Rebranded and reimagined, the museum's collection will soon become the Center for Contemporary Art and Culture, integrating with PNCA’s Exhibitions Department in a new space—the Arlene and Harold Schnitzer Center for Art and Design, which opened last year.
Founded in 1937 as the Oregon Ceramic Studio on Southwest Corbett Street, the Museum of Contemporary Craft began experiencing financial difficulties in 2007 when it relocated to 724 Northwest Davis Street. It was taken over by PNCA in 2009. The plan was for PNCA to shoulder some of the financial burdens, in return for which the museum would function as an arts exhibition training ground where students could interact with curators and museum faculty.

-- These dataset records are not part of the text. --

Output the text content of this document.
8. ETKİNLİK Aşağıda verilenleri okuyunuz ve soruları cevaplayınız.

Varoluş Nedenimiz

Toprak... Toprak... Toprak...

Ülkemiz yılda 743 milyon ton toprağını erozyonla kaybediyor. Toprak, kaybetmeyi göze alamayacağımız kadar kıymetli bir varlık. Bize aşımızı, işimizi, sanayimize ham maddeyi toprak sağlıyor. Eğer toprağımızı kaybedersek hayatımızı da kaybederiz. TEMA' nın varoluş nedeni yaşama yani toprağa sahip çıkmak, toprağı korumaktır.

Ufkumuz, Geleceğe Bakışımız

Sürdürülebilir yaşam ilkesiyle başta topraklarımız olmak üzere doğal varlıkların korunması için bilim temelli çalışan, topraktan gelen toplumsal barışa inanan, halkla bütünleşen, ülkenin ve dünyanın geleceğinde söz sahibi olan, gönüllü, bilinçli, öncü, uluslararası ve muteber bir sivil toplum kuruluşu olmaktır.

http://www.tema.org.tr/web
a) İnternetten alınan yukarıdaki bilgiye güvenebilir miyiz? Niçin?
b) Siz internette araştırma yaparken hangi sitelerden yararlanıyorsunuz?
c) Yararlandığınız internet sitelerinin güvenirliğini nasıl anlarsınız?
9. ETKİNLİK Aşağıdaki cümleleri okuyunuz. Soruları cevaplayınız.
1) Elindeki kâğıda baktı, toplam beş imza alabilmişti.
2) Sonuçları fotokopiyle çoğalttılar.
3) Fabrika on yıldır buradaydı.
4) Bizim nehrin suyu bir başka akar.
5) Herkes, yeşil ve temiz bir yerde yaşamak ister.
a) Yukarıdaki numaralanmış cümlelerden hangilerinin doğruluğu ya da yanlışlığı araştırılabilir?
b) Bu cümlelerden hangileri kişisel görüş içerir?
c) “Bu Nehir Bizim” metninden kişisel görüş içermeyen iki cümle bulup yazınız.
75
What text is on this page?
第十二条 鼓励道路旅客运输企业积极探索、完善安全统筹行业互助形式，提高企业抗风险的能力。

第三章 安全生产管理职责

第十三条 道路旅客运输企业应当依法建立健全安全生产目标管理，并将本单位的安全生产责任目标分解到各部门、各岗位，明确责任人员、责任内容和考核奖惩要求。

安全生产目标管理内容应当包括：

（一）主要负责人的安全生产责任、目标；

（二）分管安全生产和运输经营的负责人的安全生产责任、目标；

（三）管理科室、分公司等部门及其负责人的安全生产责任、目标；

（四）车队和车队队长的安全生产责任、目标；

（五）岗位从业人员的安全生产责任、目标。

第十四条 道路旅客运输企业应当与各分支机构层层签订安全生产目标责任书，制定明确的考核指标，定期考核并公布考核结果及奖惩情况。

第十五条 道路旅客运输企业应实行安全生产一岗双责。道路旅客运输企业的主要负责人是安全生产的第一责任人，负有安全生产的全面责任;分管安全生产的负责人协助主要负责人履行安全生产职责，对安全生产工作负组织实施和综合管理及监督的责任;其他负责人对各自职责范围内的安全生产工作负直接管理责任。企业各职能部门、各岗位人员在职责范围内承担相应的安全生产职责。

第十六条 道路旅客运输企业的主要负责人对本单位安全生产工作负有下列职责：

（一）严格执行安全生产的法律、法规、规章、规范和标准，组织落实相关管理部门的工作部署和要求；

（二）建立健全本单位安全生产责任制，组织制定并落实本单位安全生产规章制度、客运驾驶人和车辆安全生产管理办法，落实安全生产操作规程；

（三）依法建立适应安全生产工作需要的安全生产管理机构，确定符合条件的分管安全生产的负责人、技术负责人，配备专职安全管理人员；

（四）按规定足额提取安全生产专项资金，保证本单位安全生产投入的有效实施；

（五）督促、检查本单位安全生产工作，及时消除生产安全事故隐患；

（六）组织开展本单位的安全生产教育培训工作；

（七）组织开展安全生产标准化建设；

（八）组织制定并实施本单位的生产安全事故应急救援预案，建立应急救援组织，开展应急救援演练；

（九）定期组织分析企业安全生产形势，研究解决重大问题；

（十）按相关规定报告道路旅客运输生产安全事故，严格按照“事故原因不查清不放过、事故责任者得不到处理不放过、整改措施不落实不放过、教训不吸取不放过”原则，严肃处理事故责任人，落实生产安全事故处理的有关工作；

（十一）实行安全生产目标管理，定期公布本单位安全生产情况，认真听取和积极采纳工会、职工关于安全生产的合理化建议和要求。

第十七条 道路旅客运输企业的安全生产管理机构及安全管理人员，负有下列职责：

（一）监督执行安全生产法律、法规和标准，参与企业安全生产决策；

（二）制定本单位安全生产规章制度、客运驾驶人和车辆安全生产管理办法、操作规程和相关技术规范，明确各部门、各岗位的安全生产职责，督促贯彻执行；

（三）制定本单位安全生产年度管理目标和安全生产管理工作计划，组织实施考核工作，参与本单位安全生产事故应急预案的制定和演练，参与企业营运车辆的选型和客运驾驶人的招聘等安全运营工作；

But according to this week’s announcement from PNCA's interim president Casey Mills, the financial costs of maintaining the Pearl district location were too high. PNCA will put the space on the market next month, along with the museum’s craft shop, which currently sells a substantial amount of original work by Oregon craft artists.
Expected to vacate the Northwest Davis location by the end of April, the museum will then reopen at 511 NW Broadway in the Arlene and Harold Schnitzer Center for Art and Design.
According to PNCA, the collection is set to expand, extending beyond craft to incorporate many facets of contemporary culture. The new space is bigger as well: the Davis Street location was 4,500 square feet across two floors, but according to PNCA’s Lisa Radon, the new digs will offer “four to six exhibition spaces, making it larger than the original location.”
Mack McFarland, PNCA’s current Director of Exhibitions, will act as the new Center for Contemporary Art and Culture Director, working with students and faculty on exhibitions, visual art shows, lectures, videos, and a variety of performance arts to “expand the conversation on contemporary arts issues,” says Radon.